The task forces, according to the order, will get administrative support from the Department of Fish and Game and will work on tasks given by the governor himself.
And the task forces may offer him advice. Walker’s administrative order says there may be any number of these task forces active at a time, whenever and wherever the governor decides one is needed.
“Task forces will be activated via letter or memorandum from the Governor to the Director of Boards and Commissions and the Commissioner of the Department of Fish and Game, which will include the following:
- statement of objective(s);
- the composition and size of the task force;
- the time period to accomplish objective(s); and
- specific deliverables (as required).
Task force seats will not be specifically assigned but will represent commercial, sport, personal use, subsistence, enforcement, science, and conservation interests. There is no seat designated for fishing guides, outfitters, or fishing businesses that rely on tourism.

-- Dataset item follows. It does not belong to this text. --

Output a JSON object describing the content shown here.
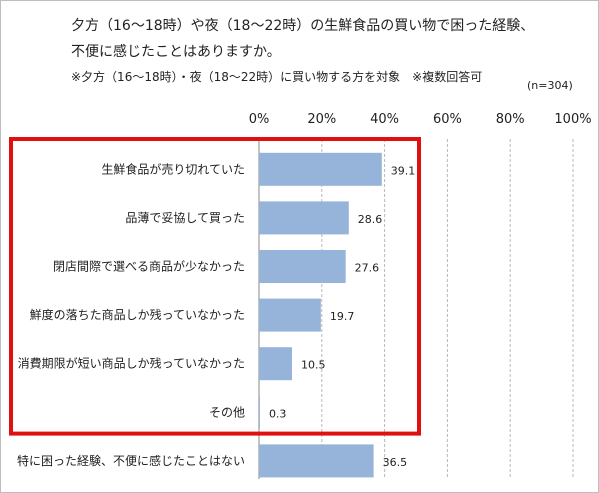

Nongovernmental members will be paid per diem and travel expenses for meetings, but the governor directed that meetings should be held telephonically or by video conference to the extent practical.
Alaska already has 84 local advisory committees that inform the board of fisheries process. Advisory committees, according to the State Department of Fish and Game, are intended to provide a local forum on fish and wildlife issues, and “are critical policy bodies to the boards.”
More than 700 Alaskans already serve on these boards, which also provide ground-truth input to the Alaska Board of Game.
The governor has not focused on fisheries during his three-and-a-half year tenure, and in his 6,200-word, 22-page State of the State address in January only mentioned it once, saying “We have world-class fisheries and are promoting new opportunities such as kelp and shellfish production. We will continue to prioritize healthy salmon habitats that benefit all users.”
But with an election on the horizon and several fisheries in crisis in Alaska, task forces may be seen as an election strategy that costs little, but repairs some of the damage that has occurred since Walker’s first fateful fisheries move: Appointing Roland Maw to replace Karl Johnstone, a respected retired judge, on the Board of Fisheries.
Maw is still in court defending his right to take years and years of Permanent Fund dividends in the largest Permanent Fund dividend fraud case in Alaska history.